Important considerations when designing an effective, versatile logo:
- Does it look just as good in black and white as it does in colour?
- Does it work well when reversed (white on black)?
- Will it work on different mediums like newsprint, vehicle wraps, labels, fabric?
- Will it work well with different applications like screen printing, embossing, or sand-blasting?
- Does it still work well when reduced to the size of a postage stamp?
- Does it look great even when it’s large scale, like the size of a billboard?
- Is there a horizontal version (for web banners), a stacked version (for signage), or can one optimized version truly accommodate both?
Designing a strong logo in black and white is always a great way to start. This way you’re more focused on form and function. Color can be applied at a later stage. Don’t forget that if you are on a tight budget, then keep the color theme to one or two strong colors, which can be very appealing visually, and less expensive to print.
- EXTENDABLE
How adaptable and scalable is your logo as you grow larger and into different markets?

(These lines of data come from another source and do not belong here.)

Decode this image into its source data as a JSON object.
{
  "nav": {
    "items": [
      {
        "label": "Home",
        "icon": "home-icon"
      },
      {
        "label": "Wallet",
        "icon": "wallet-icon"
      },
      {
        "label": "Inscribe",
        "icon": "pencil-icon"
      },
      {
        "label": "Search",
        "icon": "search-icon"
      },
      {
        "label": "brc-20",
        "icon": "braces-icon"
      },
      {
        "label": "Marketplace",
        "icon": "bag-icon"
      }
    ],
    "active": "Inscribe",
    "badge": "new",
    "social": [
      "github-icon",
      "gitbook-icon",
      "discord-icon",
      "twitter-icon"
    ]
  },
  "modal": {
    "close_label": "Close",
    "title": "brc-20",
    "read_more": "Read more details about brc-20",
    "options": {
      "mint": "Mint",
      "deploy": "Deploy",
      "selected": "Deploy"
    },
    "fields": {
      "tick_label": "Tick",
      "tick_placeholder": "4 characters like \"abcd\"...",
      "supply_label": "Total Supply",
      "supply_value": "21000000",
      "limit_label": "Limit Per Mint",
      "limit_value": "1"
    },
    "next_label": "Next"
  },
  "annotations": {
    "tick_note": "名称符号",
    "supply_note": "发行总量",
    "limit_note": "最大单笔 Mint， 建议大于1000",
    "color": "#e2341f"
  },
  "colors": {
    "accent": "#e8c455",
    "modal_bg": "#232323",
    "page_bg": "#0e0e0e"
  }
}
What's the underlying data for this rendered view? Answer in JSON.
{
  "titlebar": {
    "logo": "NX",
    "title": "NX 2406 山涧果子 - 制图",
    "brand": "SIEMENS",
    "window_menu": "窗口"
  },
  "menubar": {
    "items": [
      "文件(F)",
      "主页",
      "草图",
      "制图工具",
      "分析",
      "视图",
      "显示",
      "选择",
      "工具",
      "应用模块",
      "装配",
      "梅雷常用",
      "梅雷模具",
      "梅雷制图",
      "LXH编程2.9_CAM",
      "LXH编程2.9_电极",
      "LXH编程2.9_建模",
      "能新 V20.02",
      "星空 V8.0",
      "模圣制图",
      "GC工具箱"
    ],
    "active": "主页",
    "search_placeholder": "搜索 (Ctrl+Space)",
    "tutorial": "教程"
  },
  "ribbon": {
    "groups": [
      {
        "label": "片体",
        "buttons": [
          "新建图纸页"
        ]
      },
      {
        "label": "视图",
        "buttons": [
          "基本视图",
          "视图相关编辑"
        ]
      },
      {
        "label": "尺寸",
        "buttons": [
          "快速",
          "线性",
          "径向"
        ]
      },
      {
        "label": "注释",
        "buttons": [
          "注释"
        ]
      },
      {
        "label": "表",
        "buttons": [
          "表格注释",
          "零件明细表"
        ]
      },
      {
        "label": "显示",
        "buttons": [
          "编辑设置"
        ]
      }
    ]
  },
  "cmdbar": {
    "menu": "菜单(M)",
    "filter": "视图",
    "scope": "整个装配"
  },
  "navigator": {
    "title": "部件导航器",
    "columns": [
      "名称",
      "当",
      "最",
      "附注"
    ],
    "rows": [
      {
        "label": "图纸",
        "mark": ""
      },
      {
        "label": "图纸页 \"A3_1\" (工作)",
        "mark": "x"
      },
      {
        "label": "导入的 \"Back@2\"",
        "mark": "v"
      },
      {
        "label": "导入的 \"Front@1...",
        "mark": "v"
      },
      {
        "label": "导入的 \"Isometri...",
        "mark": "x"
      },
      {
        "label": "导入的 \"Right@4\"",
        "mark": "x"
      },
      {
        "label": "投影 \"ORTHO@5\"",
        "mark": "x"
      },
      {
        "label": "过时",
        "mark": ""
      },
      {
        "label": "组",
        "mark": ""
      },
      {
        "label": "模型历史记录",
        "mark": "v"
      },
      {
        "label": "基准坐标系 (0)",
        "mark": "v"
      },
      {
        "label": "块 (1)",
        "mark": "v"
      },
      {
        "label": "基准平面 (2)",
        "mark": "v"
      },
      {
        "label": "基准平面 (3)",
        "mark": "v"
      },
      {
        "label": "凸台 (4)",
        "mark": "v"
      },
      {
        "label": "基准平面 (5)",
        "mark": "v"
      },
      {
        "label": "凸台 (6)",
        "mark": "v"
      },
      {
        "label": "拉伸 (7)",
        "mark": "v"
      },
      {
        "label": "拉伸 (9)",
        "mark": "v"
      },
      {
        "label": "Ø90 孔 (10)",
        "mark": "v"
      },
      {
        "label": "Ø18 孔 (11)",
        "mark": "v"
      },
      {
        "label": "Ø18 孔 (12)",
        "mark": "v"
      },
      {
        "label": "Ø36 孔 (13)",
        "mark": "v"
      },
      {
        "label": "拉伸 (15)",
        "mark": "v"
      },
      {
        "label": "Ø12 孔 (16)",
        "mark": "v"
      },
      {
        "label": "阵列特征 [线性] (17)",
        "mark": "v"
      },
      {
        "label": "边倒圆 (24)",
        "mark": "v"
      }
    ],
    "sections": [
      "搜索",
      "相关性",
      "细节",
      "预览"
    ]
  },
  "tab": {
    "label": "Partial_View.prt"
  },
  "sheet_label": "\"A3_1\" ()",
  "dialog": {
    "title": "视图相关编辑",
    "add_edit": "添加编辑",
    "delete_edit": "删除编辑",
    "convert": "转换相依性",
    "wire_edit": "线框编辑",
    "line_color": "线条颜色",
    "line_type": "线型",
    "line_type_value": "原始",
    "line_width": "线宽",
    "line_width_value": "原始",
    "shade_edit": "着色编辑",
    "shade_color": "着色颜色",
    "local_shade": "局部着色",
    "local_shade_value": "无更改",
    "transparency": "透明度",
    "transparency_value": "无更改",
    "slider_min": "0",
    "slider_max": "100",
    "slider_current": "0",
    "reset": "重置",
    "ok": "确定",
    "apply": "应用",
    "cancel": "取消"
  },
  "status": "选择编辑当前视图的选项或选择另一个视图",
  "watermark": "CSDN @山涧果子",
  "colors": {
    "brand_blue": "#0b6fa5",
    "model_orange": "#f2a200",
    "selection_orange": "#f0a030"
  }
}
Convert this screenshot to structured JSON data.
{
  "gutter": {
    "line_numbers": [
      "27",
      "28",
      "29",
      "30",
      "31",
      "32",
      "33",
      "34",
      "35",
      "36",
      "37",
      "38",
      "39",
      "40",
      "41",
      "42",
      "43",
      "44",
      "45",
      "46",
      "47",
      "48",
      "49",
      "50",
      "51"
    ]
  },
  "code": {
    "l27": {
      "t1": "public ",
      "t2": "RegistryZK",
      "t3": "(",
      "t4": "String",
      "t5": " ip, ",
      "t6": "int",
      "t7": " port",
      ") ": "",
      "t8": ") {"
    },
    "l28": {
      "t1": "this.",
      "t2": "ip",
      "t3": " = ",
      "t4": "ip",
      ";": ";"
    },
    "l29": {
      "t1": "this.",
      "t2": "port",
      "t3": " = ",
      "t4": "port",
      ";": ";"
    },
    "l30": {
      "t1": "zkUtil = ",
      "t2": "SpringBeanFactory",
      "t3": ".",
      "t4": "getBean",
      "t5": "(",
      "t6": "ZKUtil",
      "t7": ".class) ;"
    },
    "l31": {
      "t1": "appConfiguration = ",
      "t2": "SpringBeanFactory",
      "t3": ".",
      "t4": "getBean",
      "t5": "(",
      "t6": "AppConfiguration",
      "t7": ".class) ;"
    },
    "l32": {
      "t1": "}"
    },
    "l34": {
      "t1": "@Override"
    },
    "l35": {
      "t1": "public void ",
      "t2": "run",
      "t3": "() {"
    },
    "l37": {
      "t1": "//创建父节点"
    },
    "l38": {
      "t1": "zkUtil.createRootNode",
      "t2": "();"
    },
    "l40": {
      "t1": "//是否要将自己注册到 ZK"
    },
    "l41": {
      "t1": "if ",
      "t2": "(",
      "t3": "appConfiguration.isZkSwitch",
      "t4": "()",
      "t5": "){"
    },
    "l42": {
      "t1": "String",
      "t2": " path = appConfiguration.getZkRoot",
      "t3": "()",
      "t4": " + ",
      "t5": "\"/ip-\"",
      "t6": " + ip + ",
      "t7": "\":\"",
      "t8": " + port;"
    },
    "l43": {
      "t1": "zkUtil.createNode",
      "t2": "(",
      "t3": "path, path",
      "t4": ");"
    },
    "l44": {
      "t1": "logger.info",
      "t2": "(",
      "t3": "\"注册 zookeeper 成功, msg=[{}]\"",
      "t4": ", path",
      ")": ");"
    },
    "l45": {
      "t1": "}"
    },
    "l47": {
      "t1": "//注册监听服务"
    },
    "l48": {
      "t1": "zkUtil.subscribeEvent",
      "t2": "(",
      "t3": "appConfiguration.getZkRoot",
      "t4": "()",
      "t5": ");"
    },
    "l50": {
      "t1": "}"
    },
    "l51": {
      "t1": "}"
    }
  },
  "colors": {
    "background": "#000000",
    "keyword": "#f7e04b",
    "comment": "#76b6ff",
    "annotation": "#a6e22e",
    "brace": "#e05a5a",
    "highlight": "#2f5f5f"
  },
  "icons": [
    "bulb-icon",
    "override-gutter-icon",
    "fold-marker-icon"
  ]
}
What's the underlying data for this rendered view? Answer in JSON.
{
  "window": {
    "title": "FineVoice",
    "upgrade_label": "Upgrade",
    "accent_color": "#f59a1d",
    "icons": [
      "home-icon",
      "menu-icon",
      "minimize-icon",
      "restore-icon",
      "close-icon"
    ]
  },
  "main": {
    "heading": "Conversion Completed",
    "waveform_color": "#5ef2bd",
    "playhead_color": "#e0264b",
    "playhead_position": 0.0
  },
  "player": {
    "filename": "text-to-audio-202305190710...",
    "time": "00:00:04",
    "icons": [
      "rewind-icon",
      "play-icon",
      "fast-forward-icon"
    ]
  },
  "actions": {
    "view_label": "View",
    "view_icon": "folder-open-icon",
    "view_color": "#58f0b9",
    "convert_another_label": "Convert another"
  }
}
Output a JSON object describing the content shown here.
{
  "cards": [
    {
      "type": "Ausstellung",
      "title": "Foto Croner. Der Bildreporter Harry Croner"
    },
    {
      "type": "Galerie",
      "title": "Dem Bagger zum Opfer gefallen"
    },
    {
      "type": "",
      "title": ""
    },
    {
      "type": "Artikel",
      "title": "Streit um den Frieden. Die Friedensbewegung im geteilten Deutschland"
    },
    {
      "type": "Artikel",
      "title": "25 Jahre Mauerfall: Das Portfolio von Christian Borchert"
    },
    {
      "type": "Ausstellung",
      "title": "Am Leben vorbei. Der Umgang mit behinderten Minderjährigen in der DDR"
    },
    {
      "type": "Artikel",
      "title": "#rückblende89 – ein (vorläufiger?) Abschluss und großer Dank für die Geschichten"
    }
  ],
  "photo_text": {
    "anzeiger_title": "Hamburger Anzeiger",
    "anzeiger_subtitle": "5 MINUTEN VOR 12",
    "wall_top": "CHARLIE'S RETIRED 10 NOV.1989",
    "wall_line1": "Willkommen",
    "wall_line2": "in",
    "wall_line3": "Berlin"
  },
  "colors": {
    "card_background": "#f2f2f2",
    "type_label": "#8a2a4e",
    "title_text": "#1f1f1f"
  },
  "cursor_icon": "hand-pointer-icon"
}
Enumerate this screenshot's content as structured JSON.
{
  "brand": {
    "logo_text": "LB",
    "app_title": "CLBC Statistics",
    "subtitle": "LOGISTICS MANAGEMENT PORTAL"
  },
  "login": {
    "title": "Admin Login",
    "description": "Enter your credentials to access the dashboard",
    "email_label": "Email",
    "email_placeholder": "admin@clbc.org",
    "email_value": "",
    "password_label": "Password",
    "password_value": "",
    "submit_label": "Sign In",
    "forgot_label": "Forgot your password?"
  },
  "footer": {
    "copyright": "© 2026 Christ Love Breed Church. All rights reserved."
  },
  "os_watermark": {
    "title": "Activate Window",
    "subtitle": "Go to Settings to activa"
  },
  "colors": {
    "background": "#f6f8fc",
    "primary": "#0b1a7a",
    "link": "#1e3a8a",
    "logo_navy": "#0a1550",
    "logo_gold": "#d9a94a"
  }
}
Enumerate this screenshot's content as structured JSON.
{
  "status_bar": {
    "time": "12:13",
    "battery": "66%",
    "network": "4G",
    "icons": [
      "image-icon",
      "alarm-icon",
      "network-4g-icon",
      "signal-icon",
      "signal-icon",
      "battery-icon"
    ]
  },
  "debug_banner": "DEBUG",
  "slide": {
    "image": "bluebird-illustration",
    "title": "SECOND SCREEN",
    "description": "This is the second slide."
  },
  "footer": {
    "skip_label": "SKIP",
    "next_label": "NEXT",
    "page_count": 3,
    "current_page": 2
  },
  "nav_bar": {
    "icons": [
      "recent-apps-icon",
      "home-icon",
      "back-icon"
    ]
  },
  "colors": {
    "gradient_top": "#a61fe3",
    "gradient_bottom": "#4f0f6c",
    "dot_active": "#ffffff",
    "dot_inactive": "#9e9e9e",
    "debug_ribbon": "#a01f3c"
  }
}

Do you have a solo brand or is it part of a larger brand family; or is there a possibility of a sub-brand launching in the future? Apple designed the IPod, the IPhone, and the IPad, piggybacking the success of one product on the next by using their existing brand and extending it and the logo over a wide range of products and accessories. So consider whether your logo will ever need to morph and adapt to accommodate various divisions, regions or languages?
- CHARACTER
There is a saying, ”Anybody can love your looks, but it’s your heart and personality that makes someone stay with you.” Does your logo hint at the personality and depth of character behind your brand?
Have you ever looked across a room and thought “I want to know that person – they look interesting”? That is the same effect that you want a consumer to feel when they see your logo – that they want to get to know it / try it out.
Does your brand have a long history or interesting story that can be expanded on with a visual logo?
The ultimate goal is for a logo to have a common, clear, and unifying interpretation, but also have layers of meaning or symbolism that emerge over time as people experience the brand. Logos that create a sense of curiosity and incite you to explore deeper can engage a viewer’s brain, and even allow them to place themselves and their experiences into the scenario.
STILL CONTEMPLATING IF YOU SHOULD HIRE A SEASONED PROFESSIONAL DESIGNER TO DESIGN YOUR BRAND LOGO? Here is more reason why you should…
MITSloan Management Review have an article on “The Power of a Good Logo” in which recent research found that effective corporate logos can have a significant positive effect on customer commitment to a brand — and even on company performance.